TUESDAY, March 23, 2021 (HealthDay News) — For patients with inflammatory bowel disease (IBD), infliximab is associated with attenuated serological responses to severe acute respiratory syndrome coronavirus 2 (SARS-CoV-2), according to a study published online March 22 in Gut.

Nicholas A. Kennedy, M.B.B.S., from the Royal Devon and Exeter NHS Foundation Trust in the United Kingdom, and colleagues compared antibody responses in patients with IBD treated with infliximab compared to a reference cohort treated with vedolizumab. Between Sept. 22 and Dec. 23, 2020, 6,935 patients were recruited from 92 U.K. hospitals.

The researchers found that between the groups, the rates of symptomatic and proven SARS-CoV-2 infection were similar. Compared with vedolizumab-treated patients, infliximab-treated patients had lower seroprevalence (3.4 versus 6.0 percent). Infliximab and immunomodulatory use were independently associated with lower seropositivity in multivariable analyses (odds ratios, 0.66 and 0.70, respectively). Seroconversion occurred in fewer infliximab-treated versus vedolizumab-treated patients among those with confirmed SARS-CoV-2 infection (48 versus 83 percent), and the magnitude of anti-SARS-CoV-2 reactivity was lower (median, 0.8 versus 37.0 cutoff index).
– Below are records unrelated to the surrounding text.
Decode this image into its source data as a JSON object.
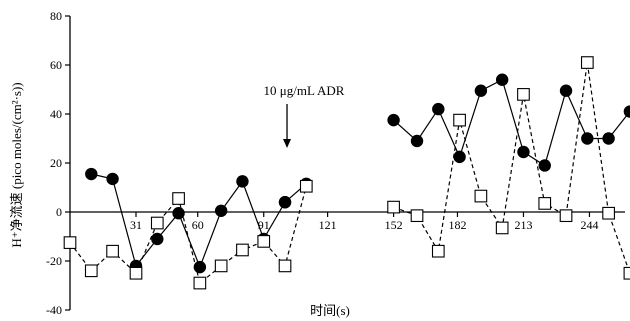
{
  "chart_data": {
    "type": "line",
    "title": "",
    "xlabel": "时间(s)",
    "ylabel": "H⁺净流速 (pico moles/(cm²·s))",
    "ylim": [
      -40,
      80
    ],
    "yticks": [
      "-40",
      "-20",
      "0",
      "20",
      "40",
      "60",
      "80"
    ],
    "xtick_values": [
      31,
      60,
      91,
      121,
      152,
      182,
      213,
      244
    ],
    "xticks": [
      "31",
      "60",
      "91",
      "121",
      "152",
      "182",
      "213",
      "244"
    ],
    "xlim": [
      0,
      256
    ],
    "grid": false,
    "annotation": {
      "text": "10 μg/mL  ADR",
      "x": 101
    },
    "series": [
      {
        "marker": "filled-circle",
        "line": "solid",
        "segments": [
          {
            "x": [
              10,
              20,
              31,
              41,
              51,
              61,
              71,
              81,
              91,
              101
            ],
            "y": [
              15.5,
              13.5,
              -22,
              -11,
              -0.5,
              -22.5,
              0.5,
              12.5,
              -11,
              4
            ]
          },
          {
            "x": [
              101,
              111
            ],
            "y": [
              4,
              11.5
            ]
          },
          {
            "x": [
              152,
              163,
              173,
              183,
              193,
              203,
              213,
              223,
              233,
              243,
              253,
              263
            ],
            "y": [
              37.5,
              29,
              42,
              22.5,
              49.5,
              54,
              24.5,
              19,
              49.5,
              30,
              30,
              41
            ]
          }
        ]
      },
      {
        "marker": "open-square",
        "line": "dashed",
        "segments": [
          {
            "x": [
              0,
              10,
              20,
              31,
              41,
              51,
              61,
              71,
              81,
              91,
              101,
              111
            ],
            "y": [
              -12.5,
              -24,
              -16,
              -25,
              -4.5,
              5.5,
              -29,
              -22,
              -15.5,
              -12,
              -22,
              10.5
            ]
          },
          {
            "x": [
              152,
              163,
              173,
              183,
              193,
              203,
              213,
              223,
              233,
              243,
              253,
              263
            ],
            "y": [
              2,
              -1.5,
              -16,
              37.5,
              6.5,
              -6.5,
              48,
              3.5,
              -1.5,
              61,
              -0.5,
              -25
            ]
          }
        ]
      }
    ]
  }
}
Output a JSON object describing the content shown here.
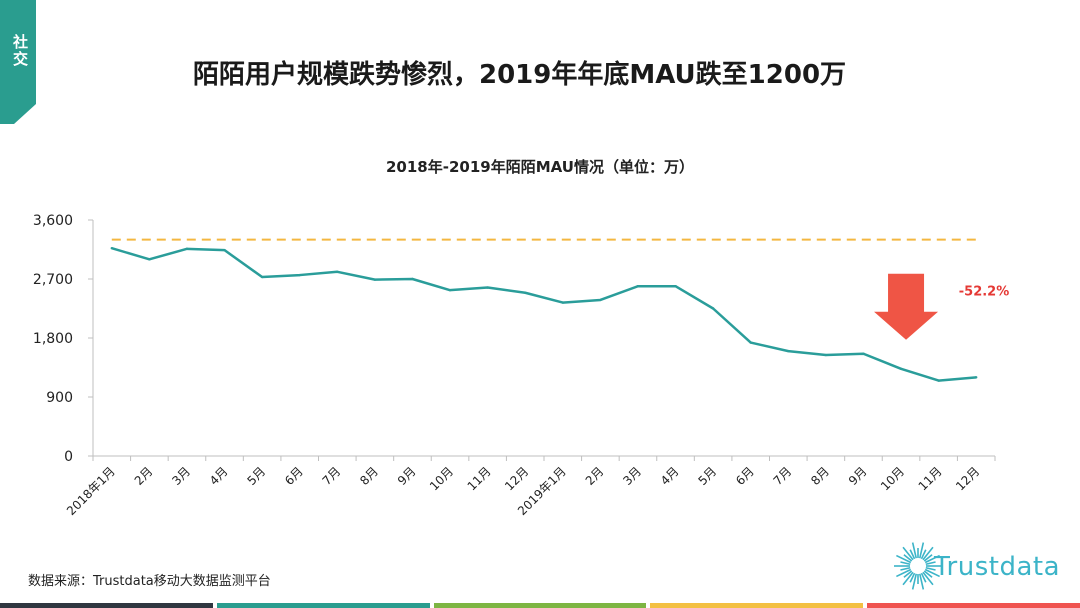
{
  "section_tab": {
    "label": "社交",
    "color": "#2a9d8f"
  },
  "page_title": "陌陌用户规模跌势惨烈，2019年年底MAU跌至1200万",
  "source_text": "数据来源：Trustdata移动大数据监测平台",
  "logo": {
    "text": "Trustdata",
    "color": "#3cb4c8"
  },
  "bottom_bar_colors": [
    "#2f3640",
    "#2a9d8f",
    "#7db543",
    "#f3c043",
    "#ef5350"
  ],
  "chart_data": {
    "type": "line",
    "title": "2018年-2019年陌陌MAU情况（单位：万）",
    "categories": [
      "2018年1月",
      "2月",
      "3月",
      "4月",
      "5月",
      "6月",
      "7月",
      "8月",
      "9月",
      "10月",
      "11月",
      "12月",
      "2019年1月",
      "2月",
      "3月",
      "4月",
      "5月",
      "6月",
      "7月",
      "8月",
      "9月",
      "10月",
      "11月",
      "12月"
    ],
    "series": [
      {
        "values": [
          3170,
          3000,
          3160,
          3140,
          2730,
          2760,
          2810,
          2690,
          2700,
          2530,
          2570,
          2490,
          2340,
          2380,
          2590,
          2590,
          2250,
          1730,
          1600,
          1540,
          1560,
          1330,
          1150,
          1200
        ],
        "color": "#2a9d9a"
      }
    ],
    "reference_line": {
      "value": 3300,
      "color": "#f4b740",
      "style": "dashed"
    },
    "annotation": {
      "text": "-52.2%",
      "color": "#e53935",
      "arrow_color": "#ef5545"
    },
    "ylim": [
      0,
      3600
    ],
    "yticks": [
      0,
      900,
      1800,
      2700,
      3600
    ],
    "ytick_labels": [
      "0",
      "900",
      "1,800",
      "2,700",
      "3,600"
    ],
    "grid": false
  }
}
“Impaired serological responses to SARS-CoV-2 infection might have important implications for global public health policy and millions of anti-tumor necrosis factor treated patients,” the authors write. “Serological testing and virus surveillance should be considered to detect suboptimal vaccine responses, persistent infection and viral evolution to inform public health policy.”

Several authors disclosed financial ties to the biopharmaceutical industry; F. Hoffmann-La Roche, Biogen GmbH, and Celltrion Healthcare funded the study.